6Sous les auspices de Victor Hugo, cité en épigraphe (« Dis ce que tu fais, fais ce que tu dis »), la préface des Chants modernes prend immédiatement l’allure d’un manifestexiii. Les prémisses de l’argumentaire sont assez convenues : « L’art en est arrivé à une époque de décadence manifeste, ceci n’est pas douteux ! » Décadence qui s’explique d’un côté par le silence des maîtres : Hugo est en exil, Lamartine, « condamné à la littérature forcée » [3], Vigny « attristé de faire entendre sa voix pure » [3] ; de l’autre par la saturation d’ « une poésie de convention bavarde, baveuse et ampoulée » [2]. Il n’y a donc plus d’écrivains, tout justes des « virtuoses » du verbe alors que le monde change, que « la science fait des prodiges, l’industrie accomplit des miracles ». D’où l’absurdité d’un art qui n’a plus sa place : « On découvre la vapeur, nous chantons Vénus, fille de l’onde amère ; on découvre l’électricité, nous chantons Bacchus, ami de la grappe vermeille. C’est absurde ! » [5] Il s’agit donc de cheviller la poésie sur ce siècle qui est celui de toutes les découvertes, en la débarrassant une fois pour toutes de ses manies antiquisantes, de son « culte des idoles vermoulues » et de tout ce qui l’empêche de dire l’actuel, et qui est incarnée par la « gérontocratie » académique – la charge est lourde : à part Hugo, Vigny et Lamartine, cette « compagnie » ne comprend que « débris de tous les ministères et de toutes les tribunes » [10]. C’est ici que se distingue un premier plan notionnel, intéressant à corréler avec la conception baudelairienne de la modernité : le moderne chez du Camp, c’est l’actuel et ce n’est pas la mode (qui le nie). « [L]a littérature a dans la science un rôle magnifique à jouer » : c’est l’avenir que lui prédit Du Camp, sa nécessité nouvelle, « car, explique-t-il, j’en suis fâché pour les rêveurs, le siècle est aux planètes et aux machines » [21]. Et de concevoir une véritable poétique pour cette littérature scientifique qui désormais aura à s’occuper de tout un nouveau répertoire de thèmes (ceux de la technique : gaz, électricité, vapeur, le chloroforme, l’hélice, la photographie, etc.xiv), « afin de pouvoir expliquer à ceux qui les ignorent les étranges spectacles qui nous entourent » [26], dans des mots jusqu’alors inusités et qui doivent être compris par les contemporains – dans l’avertissement « Aux Poètes » qui suit la préface, la consigne est nette :
Poètes, croyez-moi ! ne dites plus : « Ma lyre »
Ne dites plus : « O Muse ! » Oubliez ces vieux mots !
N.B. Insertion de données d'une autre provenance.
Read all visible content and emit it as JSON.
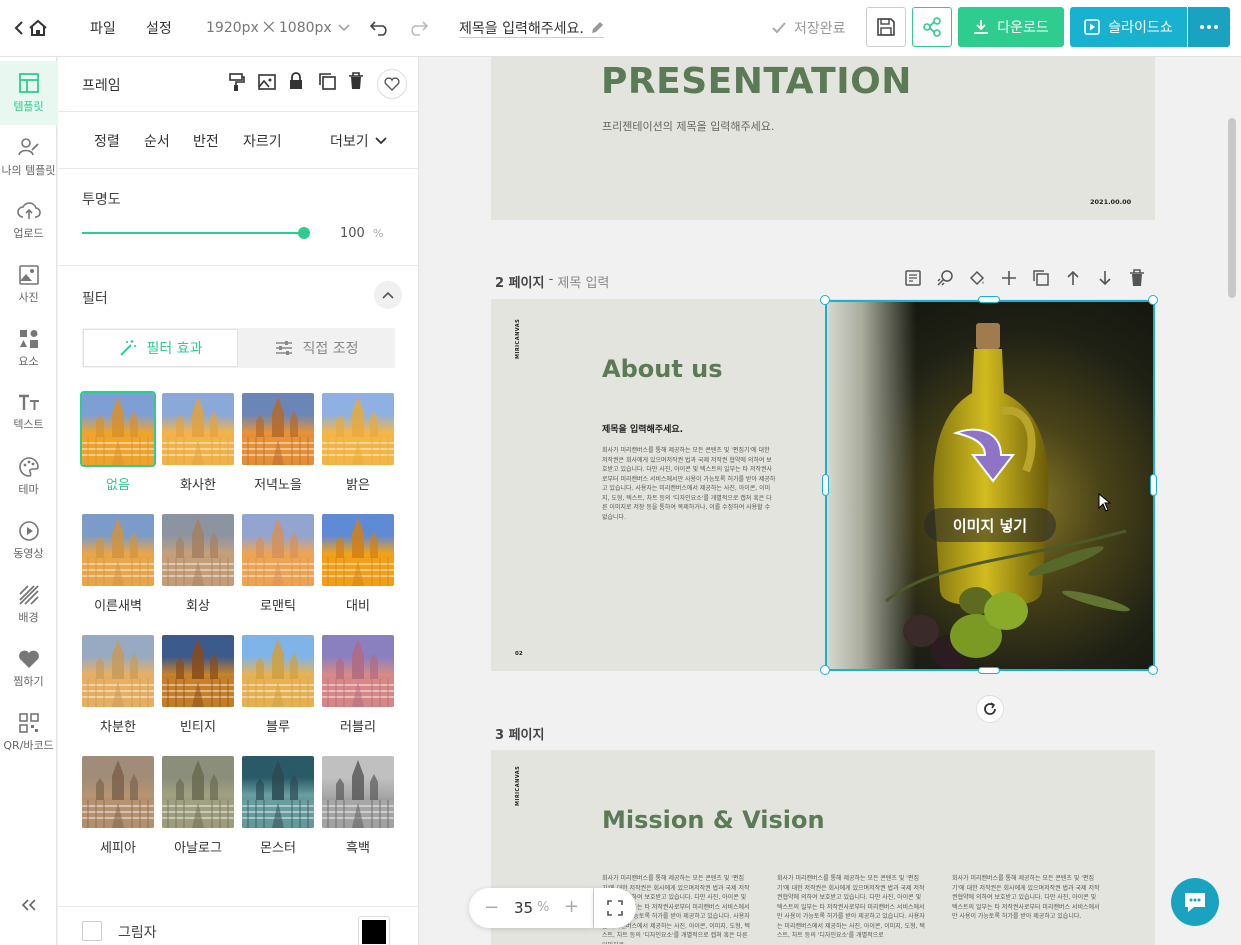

Imitez Rabelais quand il disait : les pots !
Au lieu « du dieu Bacchus et de son saint délire ».
7Tel est donc le programme que s’assigne Du Camp, et qui évidemment se clôt sur une attaque en règle contre les tenants de l’Art pour l’Art : « Il me semble que les temps de l’école de l’art pour l’art sont passés à jamais ; on demande à un artiste maintenant autre chose que des phrases harmonieuses et convenablement découpées » [38]. Pour en terminer avec cette préface, citons ce que Du Camp appelle le résumé de sa pensée et qui s’apparente à une véritable profession de foi dans le Progrès sur laquelle se clôt sa préface :
Délaissé par ses maîtres pour qui la littérature ne fut qu’un moyen et jamais un but, l’art littéraire a fait fausse route ; il est revenu aux vieux errements du passé. Rien n’est encore perdu, rien n’est même compromis. Qu’il fasse appel à toutes ses vaillances, qu’il ne recule devant aucun obstacle et qu’il se souvienne toujours de ce lieu-commun qu’on ne saurait trop répéter : L’avenir est en avant et non pas en arrière. Qu’il oublie le fatras des choses éteintes et qu’il vive avec son temps et pour lui. Trois grands mouvements, le mouvement humanitaire, le mouvement scientifique et le mouvement industriel, se complétant et s’entr’aidant l’un l’autre, emportent, comme un triple courant, notre époque vers une rénovation certaine. Qu’il s’y mêle hardiment, qu’il se baigne sans crainte dans les eaux fécondes de ces fleuves de régénération, il y trouvera des forces qu’il ne soupçonne pas et des vigueurs à soulever le monde. Qu’il les dirige, qu’il les calme ou les excite selon qu’il en sera besoin, qu’il marche avec eux, ou sinon ils ne l’attendront pas et le laisseront loin d’eux, mourant de faiblesse et d’inanition.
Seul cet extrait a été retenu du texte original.